The motorcycles division is number one in the UK market with almost 20 per cent market share. With a product range spanning 65 models, last year, Honda sold 19,000 bikes in the UK. The power products range has 225 models and last year sold in excess of 50,000 units. Honda is the number one ATV manufacturer in the UK and the third largest outboard manufacturer.

From a motorsport perspective in the UK, we have the most successful BSB team in the UK and the BTCC team just won the drivers and manufacturers championships for 2015.

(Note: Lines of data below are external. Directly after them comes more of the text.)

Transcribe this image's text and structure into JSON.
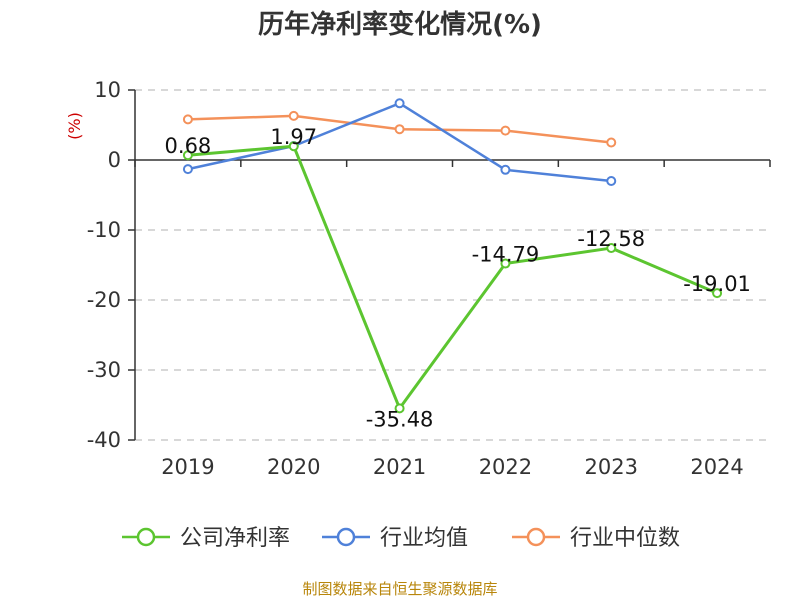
{
  "chart_data": {
    "type": "line",
    "title": "历年净利率变化情况(%)",
    "ylabel": "(%)",
    "xlabel": "",
    "categories": [
      "2019",
      "2020",
      "2021",
      "2022",
      "2023",
      "2024"
    ],
    "ylim": [
      -40,
      10
    ],
    "yticks": [
      10,
      0,
      -10,
      -20,
      -30,
      -40
    ],
    "grid": true,
    "legend_position": "bottom",
    "series": [
      {
        "name": "公司净利率",
        "color": "#5cc530",
        "values": [
          0.68,
          1.97,
          -35.48,
          -14.79,
          -12.58,
          -19.01
        ],
        "labels": [
          "0.68",
          "1.97",
          "-35.48",
          "-14.79",
          "-12.58",
          "-19.01"
        ]
      },
      {
        "name": "行业均值",
        "color": "#4f81d9",
        "values": [
          -1.3,
          2.0,
          8.1,
          -1.4,
          -3.0,
          null
        ]
      },
      {
        "name": "行业中位数",
        "color": "#f4915a",
        "values": [
          5.8,
          6.3,
          4.4,
          4.2,
          2.5,
          null
        ]
      }
    ]
  },
  "source": "制图数据来自恒生聚源数据库"
}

Philip Crossman, Managing Director at Honda UK, commented: “This year marks our golden anniversary in the UK with fifty years of rich history in trading bikes, power products and cars. While this year has been significant in refreshing the car range in its entirety and launching several important new bikes, the Japanese way is to take a much longer viewpoint than just 12 months. “Our business has changed radically over since it launched in the swinging sixties, adapting and evolving to suit the demands of riders and drivers over the years. I can well imagine that Honda will be a completely different organisation in 2065 – but still selling quality and trusted cars, bikes and power products.”